In the study, the researchers tested the accuracy of a novel optical coagulation sensing approach and investigated its diagnostic accuracy in identifying patients at elevated bleeding risk.
Nearly 270 Whole blood samples collected from patients undergoing conventional coagulation testing were measured using the iCoagLab device. Re calcified and kaolin-activated blood samples were loaded in disposable cartridges. Using these samples, time-varying intensity fluctuation of laser speckle patterns were measured to quantify the clot viscoelastic modulus during coagulation.
Coagulation parameters including the reaction time (R), clot progression time (K), clot progression rate (α), and maximum clot strength (MA) were derived from clot viscoelasticity traces. These were compared with mechanical thromboelastography (TEG).
From the study the researchers found the following:
• In all patients, a good correlation between iCoagLab- and TEG-derived parameters was observed (p < 0.001).
• Multivariate analysis showed that iCoagLab-derived parameters identified bleeding risk with sensitivity (94%) identical to, and diagnostic accuracy (89%) higher than TEG (87%).
• The diagnostic specificity of iCoagLab (77%) was significantly higher than TEG (69%).
The researchers concluded that By rapidly and comprehensively permitting blood coagulation profiling the iCoagLab innovation is likely to advance the capability to identify patients with elevated risk for bleeding, with the ultimate goal of preventing life-threatening hemorrhage.
"Clinicians in the operating room or the ICU often walk a thin line to maintain the delicate balance between bleeding and coagulation," said senior author Seemantini K. Nadkarni, PhD, an associate professor at Harvard Medical School and director of the Nadkarni Laboratory for Optical Micromechanics and Imaging at the Wellman Center for Photomedicine at Mass General.

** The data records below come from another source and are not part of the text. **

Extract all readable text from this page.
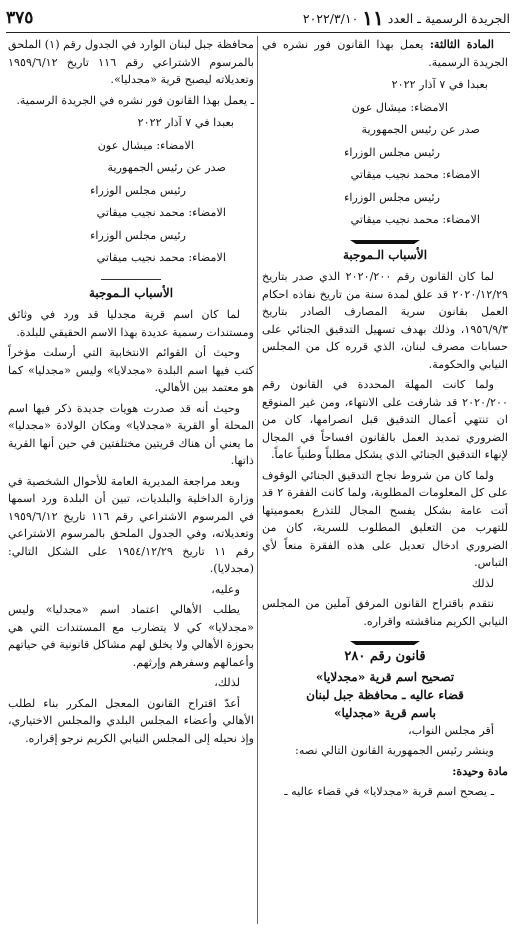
الجريدة الرسمية ـ العدد
١١
٢٠٢٢/٣/١٠
٣٧٥

المادة الثالثة: يعمل بهذا القانون فور نشره في الجريدة الرسمية.

بعبدا في ٧ آذار ٢٠٢٢

الامضاء: ميشال عون

صدر عن رئيس الجمهورية

رئيس مجلس الوزراء

الامضاء: محمد نجيب ميقاتي

رئيس مجلس الوزراء

الامضاء: محمد نجيب ميقاتي

الأسباب الـموجبة

لما كان القانون رقم ٢٠٢٠/٢٠٠ الذي صدر بتاريخ ٢٠٢٠/١٢/٢٩ قد علق لمدة سنة من تاريخ نفاذه احكام العمل بقانون سرية المصارف الصادر بتاريخ ١٩٥٦/٩/٣، وذلك بهدف تسهيل التدقيق الجنائي على حسابات مصرف لبنان، الذي قرره كل من المجلس النيابي والحكومة.

ولما كانت المهلة المحددة في القانون رقم ٢٠٢٠/٢٠٠ قد شارفت على الانتهاء، ومن غير المنوقع ان تنتهي أعمال التدقيق قبل انصرامها، كان من الضروري تمديد العمل بالقانون افساحاً في المجال لإنهاء التدقيق الجنائي الذي يشكل مطلباً وطنياً عاماً.

ولما كان من شروط نجاح التدقيق الجنائي الوقوف على كل المعلومات المطلوبة، ولما كانت الفقرة ٢ قد أتت عامة بشكل يفسح المجال للتذرع بعموميتها للتهرب من التعليق المطلوب للسرية، كان من الضروري ادخال تعديل على هذه الفقرة منعاً لأي التباس.

لذلك

نتقدم باقتراح القانون المرفق آملين من المجلس النيابي الكريم مناقشته واقراره.

قانون رقم ٢٨٠

تصحيح اسم قرية «مجدلايا»

قضاء عاليه ـ محافظة جبل لبنان

باسم قرية «مجدليا»

أقر مجلس النواب،

وينشر رئيس الجمهورية القانون التالي نصه:

مادة وحيدة:

ـ يصحح اسم قرية «مجدلايا» في قضاء عاليه ـ

محافظة جبل لبنان الوارد في الجدول رقم (١) الملحق بالمرسوم الاشتراعي رقم ١١٦ تاريخ ١٩٥٩/٦/١٢ وتعديلاته ليصبح قرية «مجدليا».

ـ يعمل بهذا القانون فور نشره في الجريدة الرسمية.

بعبدا في ٧ آذار ٢٠٢٢

الامضاء: ميشال عون

صدر عن رئيس الجمهورية

رئيس مجلس الوزراء

الامضاء: محمد نجيب ميقاتي

رئيس مجلس الوزراء

الامضاء: محمد نجيب ميقاتي

الأسباب الـموجبة

لما كان اسم قرية مجدليا قد ورد في وثائق ومستندات رسمية عديدة بهذا الاسم الحقيقي للبلدة.

وحيث أن القوائم الانتخابية التي أرسلت مؤخراً كتب فيها اسم البلدة «مجدلايا» وليس «مجدليا» كما هو معتمد بين الأهالي.

وحيث أنه قد صدرت هويات جديدة ذكر فيها اسم المحلة أو القرية «مجدلايا» ومكان الولادة «مجدليا» ما يعني أن هناك قريتين مختلفتين في حين أنها القرية ذاتها.

وبعد مراجعة المديرية العامة للأحوال الشخصية في وزارة الداخلية والبلديات، تبين أن البلدة ورد اسمها في المرسوم الاشتراعي رقم ١١٦ تاريخ ١٩٥٩/٦/١٢ وتعديلاته، وفي الجدول الملحق بالمرسوم الاشتراعي رقم ١١ تاريخ ١٩٥٤/١٢/٢٩ على الشكل التالي: (مجدلايا).

وعليه،

يطلب الأهالي اعتماد اسم «مجدليا» وليس «مجدلايا» كي لا يتضارب مع المستندات التي هي بحوزة الأهالي ولا يخلق لهم مشاكل قانونية في حياتهم وأعمالهم وسفرهم وإرثهم.

لذلك،

أعدّ اقتراح القانون المعجل المكرر بناء لطلب الأهالي وأعضاء المجلس البلدي والمجلس الاختياري، وإذ نحيله إلى المجلس النيابي الكريم نرجو إقراره.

"The iCoagLab innovation will likely advance clinical capability to rapidly identify patients with defective clotting at the point-of-care, assess risk of hemorrhage, and tailor treatments based on individual coagulation deficits to help prevent life-threatening bleeding in patients."

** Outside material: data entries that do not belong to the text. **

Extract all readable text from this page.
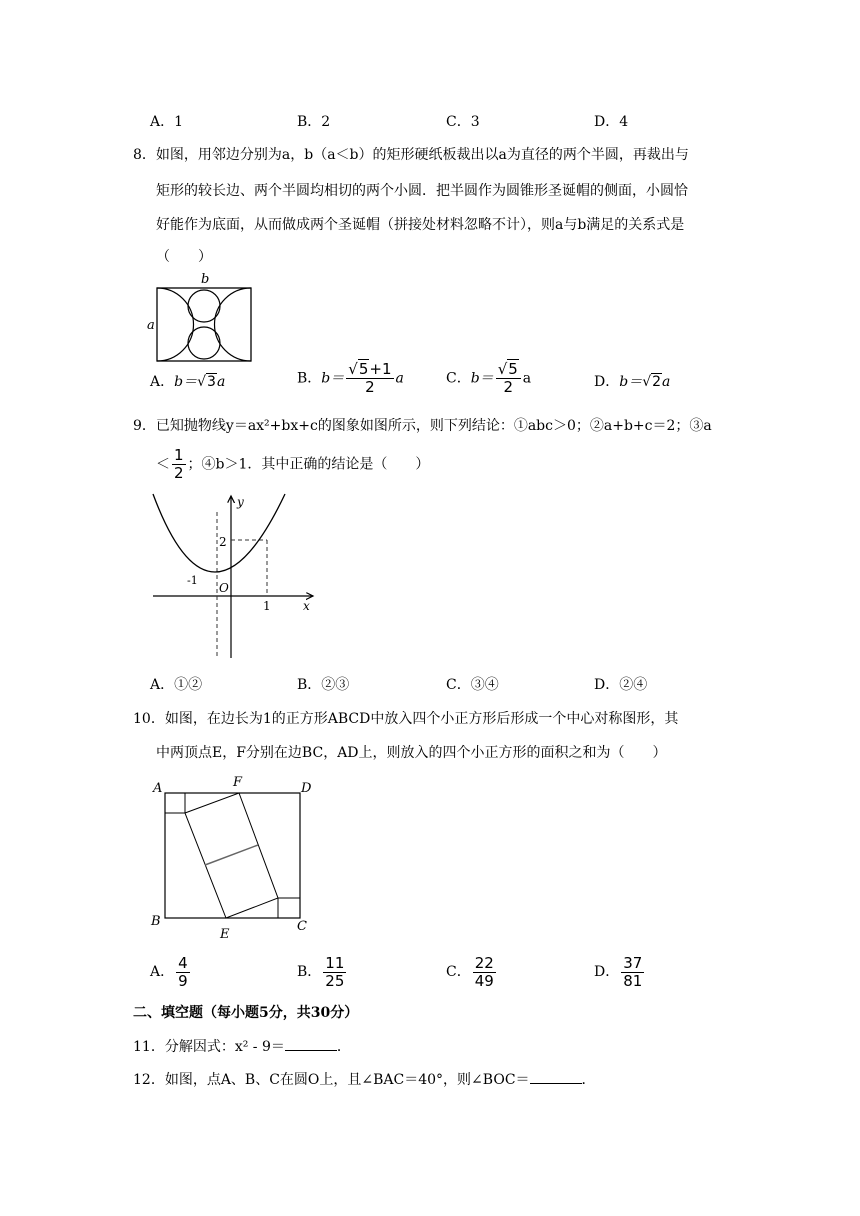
A．1	B．2	C．3	D．4
8．如图，用邻边分别为a，b（a＜b）的矩形硬纸板裁出以a为直径的两个半圆，再裁出与
矩形的较长边、两个半圆均相切的两个小圆．把半圆作为圆锥形圣诞帽的侧面，小圆恰
好能作为底面，从而做成两个圣诞帽（拼接处材料忽略不计），则a与b满足的关系式是
（　　）
b
a
A．b＝√3a	B．$b= \frac{√5+1}{2}$ a	C．$b= \frac{√5}{2}$ a	D．b＝√2a
9．已知抛物线y＝ax²+bx+c的图象如图所示，则下列结论：①abc＞0；②a+b+c＝2；③a
＜ $\frac{1}{2}$ ；④b＞1．其中正确的结论是（　　）
y
x
O
2
-1
1
A．①②	B．②③	C．③④	D．②④
10．如图，在边长为1的正方形ABCD中放入四个小正方形后形成一个中心对称图形，其
中两顶点E，F分别在边BC，AD上，则放入的四个小正方形的面积之和为（　　）
A	D
B	C
E
F
A． $\frac{4}{9}$	B． $\frac{11}{25}$	C． $\frac{22}{49}$	D． $\frac{37}{81}$
二、填空题（每小题5分，共30分）
11．分解因式：x² - 9＝	．
12．如图，点A、B、C在圆O上，且∠BAC＝40°，则∠BOC＝	．
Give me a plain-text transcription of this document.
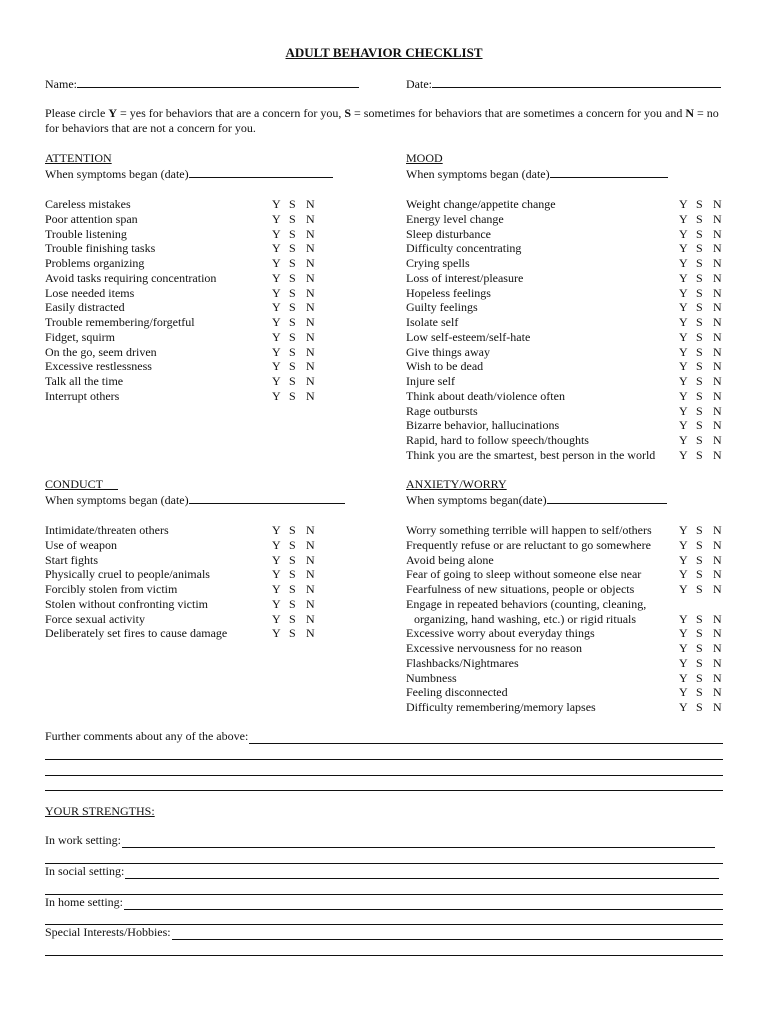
ADULT BEHAVIOR CHECKLIST
Name:	Date:
Please circle Y = yes for behaviors that are a concern for you, S = sometimes for behaviors that are sometimes a concern for you and N = no for behaviors that are not a concern for you.
ATTENTION
When symptoms began (date)
Careless mistakes	Y S N
Poor attention span	Y S N
Trouble listening	Y S N
Trouble finishing tasks	Y S N
Problems organizing	Y S N
Avoid tasks requiring concentration	Y S N
Lose needed items	Y S N
Easily distracted	Y S N
Trouble remembering/forgetful	Y S N
Fidget, squirm	Y S N
On the go, seem driven	Y S N
Excessive restlessness	Y S N
Talk all the time	Y S N
Interrupt others	Y S N
MOOD
When symptoms began (date)
Weight change/appetite change	Y S N
Energy level change	Y S N
Sleep disturbance	Y S N
Difficulty concentrating	Y S N
Crying spells	Y S N
Loss of interest/pleasure	Y S N
Hopeless feelings	Y S N
Guilty feelings	Y S N
Isolate self	Y S N
Low self-esteem/self-hate	Y S N
Give things away	Y S N
Wish to be dead	Y S N
Injure self	Y S N
Think about death/violence often	Y S N
Rage outbursts	Y S N
Bizarre behavior, hallucinations	Y S N
Rapid, hard to follow speech/thoughts	Y S N
Think you are the smartest, best person in the world Y S N
CONDUCT
When symptoms began (date)
Intimidate/threaten others	Y S N
Use of weapon	Y S N
Start fights	Y S N
Physically cruel to people/animals	Y S N
Forcibly stolen from victim	Y S N
Stolen without confronting victim	Y S N
Force sexual activity	Y S N
Deliberately set fires to cause damage	Y S N
ANXIETY/WORRY
When symptoms began(date)
Worry something terrible will happen to self/others Y S N
Frequently refuse or are reluctant to go somewhere Y S N
Avoid being alone	Y S N
Fear of going to sleep without someone else near	Y S N
Fearfulness of new situations, people or objects	Y S N
Engage in repeated behaviors (counting, cleaning,
organizing, hand washing, etc.) or rigid rituals	Y S N
Excessive worry about everyday things	Y S N
Excessive nervousness for no reason	Y S N
Flashbacks/Nightmares	Y S N
Numbness	Y S N
Feeling disconnected	Y S N
Difficulty remembering/memory lapses	Y S N
Further comments about any of the above:
YOUR STRENGTHS:
In work setting:
In social setting:
In home setting:
Special Interests/Hobbies:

To further read about the study, click the following link:
Dr.Niharika Harsha B (BDS,MDS) completed her BDS from Govt Dental College, Hyderabad and MDS from Dr.NTR University of health sciences(Now Kaloji Rao University). She has 4 years of private dental practice and worked for 2 years as Consultant Oral Radiologist at a Dental Imaging Centre in Hyderabad. She worked as Research Assistant and scientific writer in the development of Oral Anti cancer screening device with her seniors. She has a deep intriguing wish in writing highly engaging, captivating and informative medical content for a wider audience. She can be contacted at firstname.lastname@example.org.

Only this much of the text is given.